Raymonde est un personnage émouvant et, pour tout dire, attachant. Elle, qui s’est mariée vierge (vol. 1) – le juge de Lille aurait été rassuré -, elle, qui « n’a jamais eu 18 ans » (vol. 13), rêvait de vivre une véritable histoire d’amour. A la place, elle a eu Bidochon, rencontré grâce aux petites annonces. Et, si l’aérophagie et l’égoïsme de Robert n’empêchent ni les sentiments, ni le sexe, il faut bien admettre qu’ils les compliquent un peu (vol. 8)… Et plus tard, quand Madame souhaitera avoir un enfant, elle devra, malgré « sa croupe charolaise », s’incliner devant la stérilité de Monsieur en étant, en plus, obligée de le consoler (vol. 1).

Robert, quant à lui, est le maillon faible du couple. Sous des dehors de matamore bougon bardé de fausses certitudes, il est la proie de charlatans de la voyance (vol. 18), de la santé (vol 16), et, plus grave encore, de l’immobilier (vol. 4). Mais il est surtout complètement dominé par Môman, sa monstrueuse mère qui le surprotège (« Robert, y’a pas mieux »). D’où un hallucinant volume 15 (Bidochon mère), où l’on voit Raymonde lutter de toutes ses forces contre une relation qui est à la marge de l’inceste.

Bidochon est moins faible vis-à-vis de sa pauvre femme qu’il terrorise volontiers. Même si son machisme peut s’éclairer d’un rayon de féminisme à sa façon (vol. 5). Ainsi, sa femme peut aller de temps en temps à « une réunion pour libérer les femmes » car, au moins, « quand elles sont dehors, elles nous foutent la paix ».

Mais, entre Raymond la frustrée et Robert l’immature, il y a de l’affection et peut-être même de l’amour. Quand Madame, au cours d’un pitoyable voyage dans les pays de l’Est, est oubliée (!) dans la forêt à Wieska (vol. 6), le désespoir de Robert est total.
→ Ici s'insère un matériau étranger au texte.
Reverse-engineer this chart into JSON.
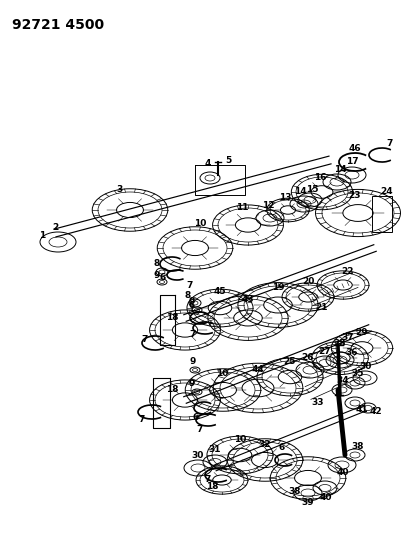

Quand Monsieur tombe malade, Raymonde est complètement perdue (vol. 7).

Il y a cela et bien d’autres choses dans la saga des Bidochon : le charme de la vie en HLM (vol 3), la bureaucratie aveugle qui déclare Raymond… décédé (vol 9), la bagnole qui obsède (vol 10), la télé qui abrutit (vol. 12), le portable qui rend fou (vol. 17), et des vacances en pension de famille qui lorgnent plus du côté de Tati que de Reiser (vol. 2).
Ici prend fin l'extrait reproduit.